A wet chemistry test could follow up on those clues. But after pausing for 2 weeks in December 2016 to focus on fixing the drill, the Curiosity team decided to start driving again, leaving behind a promising drilling site and potential wet chemistry target.

Meanwhile, engineers continue to probe why the drill’s brake sometimes won’t release. Martian grit or shavings from wear and tear inside the drill could be causing it to seize up. So far they have no recipe for fixing it.

Even if the drill ends up a lost cause, NASA scientists have long proven ingenious in adapting to faulty equipment. The rover still has a scooping arm, and they might get lucky and find some recently exposed loose grit that is easy to scoop.

Cody, for one, isn’t going to second guess the decision to wait so long to use the wet chemistry cups. “It pays to be prudent,” he says.
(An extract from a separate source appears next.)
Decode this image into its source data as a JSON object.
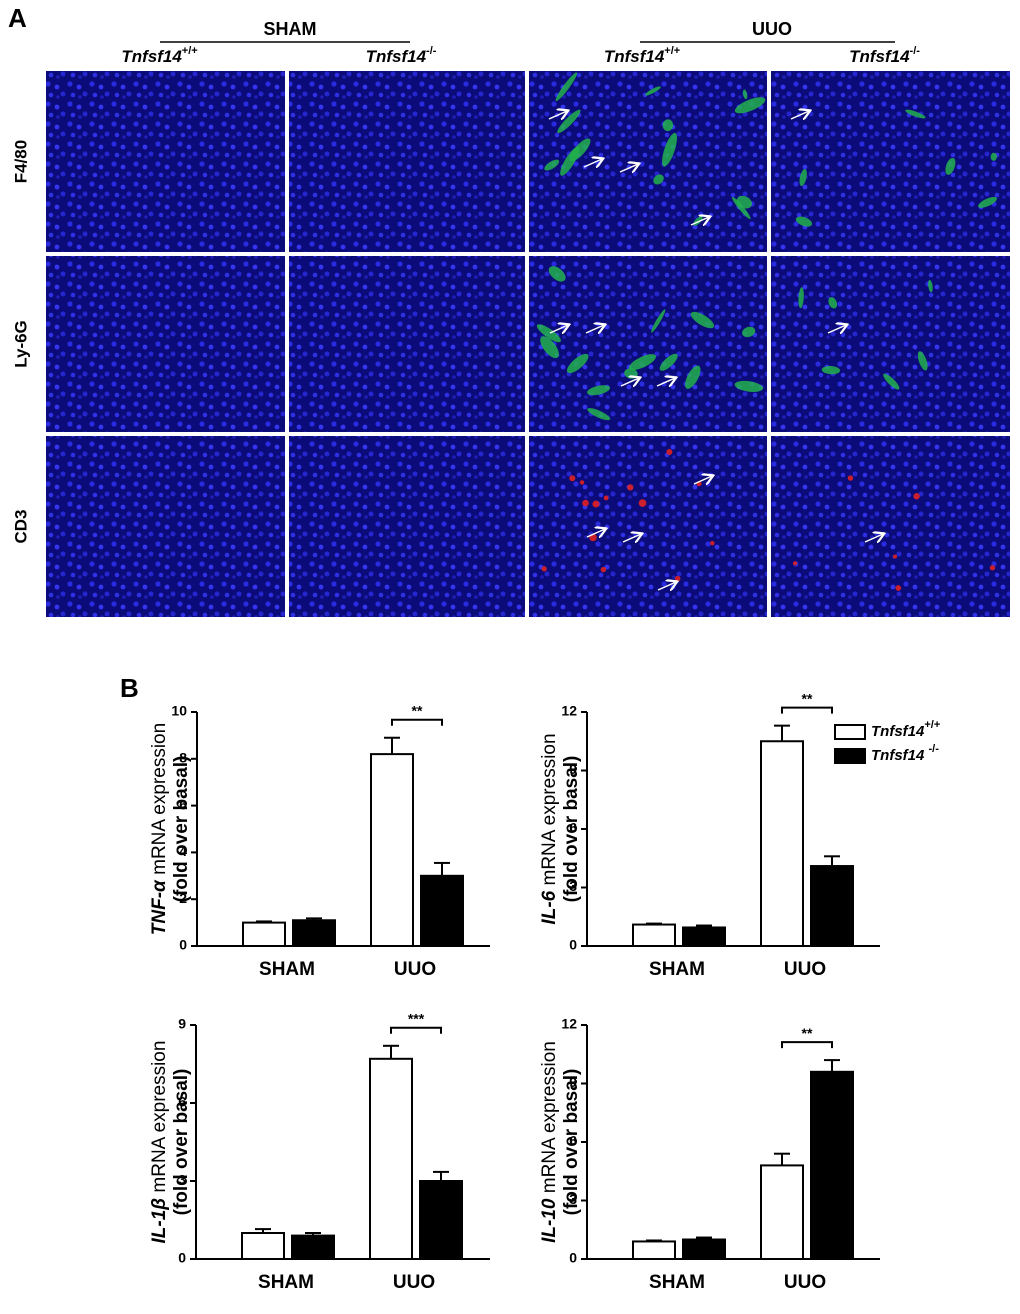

After all, data from orbiting satellites suggest that promising targets lie in the path up the slopes of Aeolis Mons, a 5000-meter mountain rising in the middle of Gale crater. One is a ridge of hills capped with hematite, an iron-rich mineral that could provide energy for microbes. Farther up the mountain’s flanks is another stretch of clay-rich mudstone.

But already, Curiosity has had opportunities to use a wet chemistry cup on two different mudstones that preserve organics. Mahaffy hopes there will be a another chance.